A professor at Yale University lectured on human rights and nationalism at the 55th annual Simon Rawidowicz lecture, “Rights and Nationhood from 1948 to the Present” on Thursday. Professor Samuel Moyn, who also works at Yale, focussed on the changing concepts of human rights before and after 1958.
Moyn began his lecture by prompting listeners to consider the Israeli nationality laws and how they have impacted human rights within the country. He first highlighted the 1948 Declaration, which emphasized equality, and then contrasted it with the first law pertaining to nationality in 1952, which enabled Jewish people automatic entitlement to citizenship and required proof of residency for Palestinians. By reflecting on the discrimination evident in the second law, he discussed the implications of nationhood. “Nationhood protects the rights of some and invalidates the rights of others,” he said.
He discussed the differing perspectives on human rights before and after 1948. He described human rights before 1948 as human rights 1.0, human rights based on the premise of nationalism. He suggested that nationalism became a focal point of human rights during the late 18th century, coinciding with the American Revolution and the French Revolution. Revolutionary actions during this period were equated to human rights. However, revolutionary nationalism within human rights enabled violence, often actions that would today be considered violations of human rights, in favor of creating a people’s public, assuming that a government controlled by the people would prioritize human rights.
He next pointed to human rights 2.0, cosmopolitan human rights rather than nationalist human rights. Human rights 2.0 fights for oppressed minorities, favoring them over the state. Moyn believes that human rights 2.0 is the type of human rights we are most familiar with today. He attributed the development of human rights 2.0 to the fall of socialism and the beginning of decolonization.

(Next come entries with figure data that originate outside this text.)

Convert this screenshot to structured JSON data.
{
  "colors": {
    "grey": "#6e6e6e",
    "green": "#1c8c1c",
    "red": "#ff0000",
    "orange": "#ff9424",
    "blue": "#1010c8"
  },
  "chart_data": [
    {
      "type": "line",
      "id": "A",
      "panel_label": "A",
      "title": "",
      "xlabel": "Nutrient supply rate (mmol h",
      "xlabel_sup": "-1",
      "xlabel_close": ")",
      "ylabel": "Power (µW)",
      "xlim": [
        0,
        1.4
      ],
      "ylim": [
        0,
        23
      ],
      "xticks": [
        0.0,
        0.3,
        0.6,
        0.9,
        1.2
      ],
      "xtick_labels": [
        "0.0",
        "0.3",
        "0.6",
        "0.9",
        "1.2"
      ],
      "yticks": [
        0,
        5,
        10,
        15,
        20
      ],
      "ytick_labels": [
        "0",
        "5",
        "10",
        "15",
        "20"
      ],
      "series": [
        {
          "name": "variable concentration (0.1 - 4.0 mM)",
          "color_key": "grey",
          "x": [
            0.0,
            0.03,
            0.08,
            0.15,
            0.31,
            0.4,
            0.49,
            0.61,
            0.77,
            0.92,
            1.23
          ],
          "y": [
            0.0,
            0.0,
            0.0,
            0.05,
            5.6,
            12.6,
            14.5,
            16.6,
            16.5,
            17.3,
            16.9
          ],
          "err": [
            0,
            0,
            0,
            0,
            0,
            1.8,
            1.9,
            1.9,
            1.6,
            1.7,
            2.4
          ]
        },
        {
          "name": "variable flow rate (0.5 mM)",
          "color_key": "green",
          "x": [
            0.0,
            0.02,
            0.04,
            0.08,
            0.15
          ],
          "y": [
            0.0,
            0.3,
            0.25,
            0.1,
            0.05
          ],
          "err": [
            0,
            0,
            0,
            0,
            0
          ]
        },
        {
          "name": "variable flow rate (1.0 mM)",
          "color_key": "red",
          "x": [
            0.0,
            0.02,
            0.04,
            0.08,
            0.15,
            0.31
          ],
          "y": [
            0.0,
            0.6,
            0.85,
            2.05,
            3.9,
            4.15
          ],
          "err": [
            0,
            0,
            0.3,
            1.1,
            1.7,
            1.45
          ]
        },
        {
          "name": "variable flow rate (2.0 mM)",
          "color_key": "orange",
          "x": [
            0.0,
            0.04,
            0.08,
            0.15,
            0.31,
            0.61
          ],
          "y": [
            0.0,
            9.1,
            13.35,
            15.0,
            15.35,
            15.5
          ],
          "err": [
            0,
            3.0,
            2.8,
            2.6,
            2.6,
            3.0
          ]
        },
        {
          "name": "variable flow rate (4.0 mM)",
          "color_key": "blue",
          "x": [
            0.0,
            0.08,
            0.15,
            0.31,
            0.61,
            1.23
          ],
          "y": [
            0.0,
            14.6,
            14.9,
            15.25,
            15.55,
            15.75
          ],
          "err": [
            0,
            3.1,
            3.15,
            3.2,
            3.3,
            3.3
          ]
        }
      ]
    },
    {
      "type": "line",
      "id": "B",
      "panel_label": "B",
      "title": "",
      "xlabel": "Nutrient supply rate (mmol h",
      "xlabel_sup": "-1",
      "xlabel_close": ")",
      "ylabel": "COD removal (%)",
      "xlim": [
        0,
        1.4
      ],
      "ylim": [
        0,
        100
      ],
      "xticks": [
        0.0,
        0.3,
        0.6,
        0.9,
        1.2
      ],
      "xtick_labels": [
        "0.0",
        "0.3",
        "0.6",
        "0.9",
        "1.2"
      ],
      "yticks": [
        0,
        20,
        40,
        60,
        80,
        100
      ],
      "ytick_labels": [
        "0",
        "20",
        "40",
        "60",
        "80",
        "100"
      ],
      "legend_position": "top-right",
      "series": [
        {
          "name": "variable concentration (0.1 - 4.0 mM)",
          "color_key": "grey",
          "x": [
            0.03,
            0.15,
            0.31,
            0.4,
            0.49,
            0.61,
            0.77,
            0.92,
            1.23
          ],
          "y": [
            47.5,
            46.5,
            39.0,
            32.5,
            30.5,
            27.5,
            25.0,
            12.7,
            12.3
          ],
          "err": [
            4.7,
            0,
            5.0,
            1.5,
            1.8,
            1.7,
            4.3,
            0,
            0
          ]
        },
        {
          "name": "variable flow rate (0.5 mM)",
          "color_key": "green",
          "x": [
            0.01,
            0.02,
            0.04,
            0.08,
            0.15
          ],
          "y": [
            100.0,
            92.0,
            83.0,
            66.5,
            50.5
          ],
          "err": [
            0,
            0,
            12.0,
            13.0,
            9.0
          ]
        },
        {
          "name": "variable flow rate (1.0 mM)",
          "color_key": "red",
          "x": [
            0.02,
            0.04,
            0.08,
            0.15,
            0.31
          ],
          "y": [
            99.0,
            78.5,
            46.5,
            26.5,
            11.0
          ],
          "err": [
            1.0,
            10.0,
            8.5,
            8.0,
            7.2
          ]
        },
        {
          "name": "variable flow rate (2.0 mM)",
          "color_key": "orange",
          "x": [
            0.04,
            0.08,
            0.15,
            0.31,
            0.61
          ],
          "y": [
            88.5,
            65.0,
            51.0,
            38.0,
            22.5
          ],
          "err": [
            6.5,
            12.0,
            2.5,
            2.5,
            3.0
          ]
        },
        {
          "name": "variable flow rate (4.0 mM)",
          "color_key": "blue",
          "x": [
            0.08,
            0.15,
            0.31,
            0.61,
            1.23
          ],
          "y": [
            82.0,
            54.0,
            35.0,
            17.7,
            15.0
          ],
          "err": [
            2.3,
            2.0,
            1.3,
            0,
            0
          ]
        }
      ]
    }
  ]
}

Moyn emphasized that the history of discussion regarding human rights is crucial in considering continuing globalization today.
The lecture was sponsored by the Department of Near Eastern and Judaic Studies, the Tauber Institute for the Study of European Jewry and the Brandeis University International Center for Ethics, Justice, and Public Life. This is the 55th lecture sponsored by these organization to honor the work of Simon Rawidowicz. Rawidowicz founded the Near Eastern and Judaic Studies program, the first graduate degree at Brandeis, then in 1956 chaired the undergraduate Near Eastern and Judaic Studies department.